Blackberry May Be Throwing In The Towel

Image via Flickr/ Kārlis Dambrāns

Blackberry Ltd. (NASDAQ: BBRY) reported on Monday that it was exploring strategic alternatives for the future of the Company. These alternatives may include a joint venture, partnerships, or a sale of the company. The Canadian smart phone manufacturer has formed a special committee to explore these alternatives. The committee is headed by board member Timothy Dattels and includes CEO Thorston Heins. The Company’s shares initially rose nearly 10% on the news on higher than average volume.

Blackberry has had an infamous and rapid fall from grace, and was hoping to orchestrate a comeback with its Blackberry 10 product line. Unfortunately, the Blackberry 10 launch has failed to bring the Company back from the brink. The new phone and platform may have come too late. Blackberry shipped 6.8 million smart phones during its most recent quarter, although that number only included 2.7 million Blackberry 10s. Analysts had predicted almost 1 million more phones to be shipped during that period. The Board of Directors may feel pressure to take significant action now that it appears the Blackberry 10 is not performing as well as expected.

For the quarter ending June, Blackberry reported revenue of $3.1 billion. This was up 15% over the prior quarter, and up from $2.8 billion in revenue for the prior year quarter. Still, the Company reported a loss of $84 million at $0.16 per share. Blackberry reported gross revenues of $11.07 billion for the fiscal year of 2013, versus revenues of $19.9 billion for its fiscal year 2011. Annual revenues are declining rapidly as Blackberry products fall out of favor. The Company further had a loss of $1.25 billion for the 2013 fiscal year, versus profits of $3.34 billion in 2011. However, Blackberry may be on somewhat stable foot as it has net cash reserves of $3 billion.
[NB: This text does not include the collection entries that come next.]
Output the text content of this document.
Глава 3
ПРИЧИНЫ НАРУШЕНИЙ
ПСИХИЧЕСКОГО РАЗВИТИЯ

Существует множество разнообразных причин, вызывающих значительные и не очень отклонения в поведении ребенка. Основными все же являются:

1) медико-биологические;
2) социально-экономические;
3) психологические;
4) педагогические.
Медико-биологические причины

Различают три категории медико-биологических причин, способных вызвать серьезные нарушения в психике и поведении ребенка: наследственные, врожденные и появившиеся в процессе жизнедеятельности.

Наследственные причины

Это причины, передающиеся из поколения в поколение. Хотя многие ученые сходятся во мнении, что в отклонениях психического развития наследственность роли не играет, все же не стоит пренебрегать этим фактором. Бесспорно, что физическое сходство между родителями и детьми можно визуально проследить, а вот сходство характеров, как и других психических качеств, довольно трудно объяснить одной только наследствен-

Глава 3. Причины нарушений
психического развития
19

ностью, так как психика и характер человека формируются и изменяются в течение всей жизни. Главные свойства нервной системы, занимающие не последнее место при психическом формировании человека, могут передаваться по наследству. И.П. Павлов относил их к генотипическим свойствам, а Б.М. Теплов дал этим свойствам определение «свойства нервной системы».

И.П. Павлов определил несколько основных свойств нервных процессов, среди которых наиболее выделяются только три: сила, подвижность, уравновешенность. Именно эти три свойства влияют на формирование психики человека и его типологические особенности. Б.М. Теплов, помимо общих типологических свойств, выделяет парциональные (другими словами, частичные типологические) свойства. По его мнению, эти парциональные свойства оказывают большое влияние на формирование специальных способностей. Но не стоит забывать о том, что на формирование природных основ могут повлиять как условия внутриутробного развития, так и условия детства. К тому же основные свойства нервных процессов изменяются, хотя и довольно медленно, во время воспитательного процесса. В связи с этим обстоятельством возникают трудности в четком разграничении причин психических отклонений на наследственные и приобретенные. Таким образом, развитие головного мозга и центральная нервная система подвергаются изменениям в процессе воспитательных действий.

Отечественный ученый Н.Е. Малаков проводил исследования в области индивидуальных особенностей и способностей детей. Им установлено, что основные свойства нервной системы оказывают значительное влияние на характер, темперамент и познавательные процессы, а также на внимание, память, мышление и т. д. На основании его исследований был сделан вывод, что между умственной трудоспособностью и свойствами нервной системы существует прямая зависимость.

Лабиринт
The Company has a current market capitalization of only $5.66 billion. This is down substantially from a market capitalization of $83.02 billion in June of 2008. Blackberry hit a high of $148 in June of 2008. In the past five years, Blackberry’s shares have dropped over 92%. The story of Blackberry’s fall is illustrative of how quickly a technology company can lose market share, and essentially render itself obsolete. The Company was a leader in the smart phone sector, but quickly lost ground to Apple, Inc. (NASDAQ: AAPL). Blackberry had a measly 2.9% of the smart phone market as of the end of March, versus a market share of nearly 45% in 2009.

There is still a substantial short interest in Blackberry shares, with nearly 146 million shares being shorted at the end of July for a short float of 31.79% and a short ratio of 5.66. The stock is currently trading at $11.3 near the 50-day SMA, but is trading well below the 200-day SMA. There appears to be resistance in a band from around $11.50 to $11.80. The price will need to break through that level on strong volume to confirm an upward pattern. The monthly volatility is at 4.19%, and the beta is at 1.64.

BBRY-Chart-8-13-2013

The underlying message from Blackberry’s most recent announcement is that the Company is essentially for sale. The question is who would want to buy Blackberry considering its current market position. Apple and Samsung are the biggest players in the smart phone sector. Yet, both companies are likely not salivating at the prospects of Blackberry with its minor market share. It is unclear what companies would benefit from the Blackberry 10 platform, although the Blackberry patent portfolio may have some value. With the future of the Company unclear at this point, it is uncertain whether the stock is a solid investment.

Disclosure: The author has no position in any of the stocks mentioned, and does not intend to initiate a position in the next 72 hours.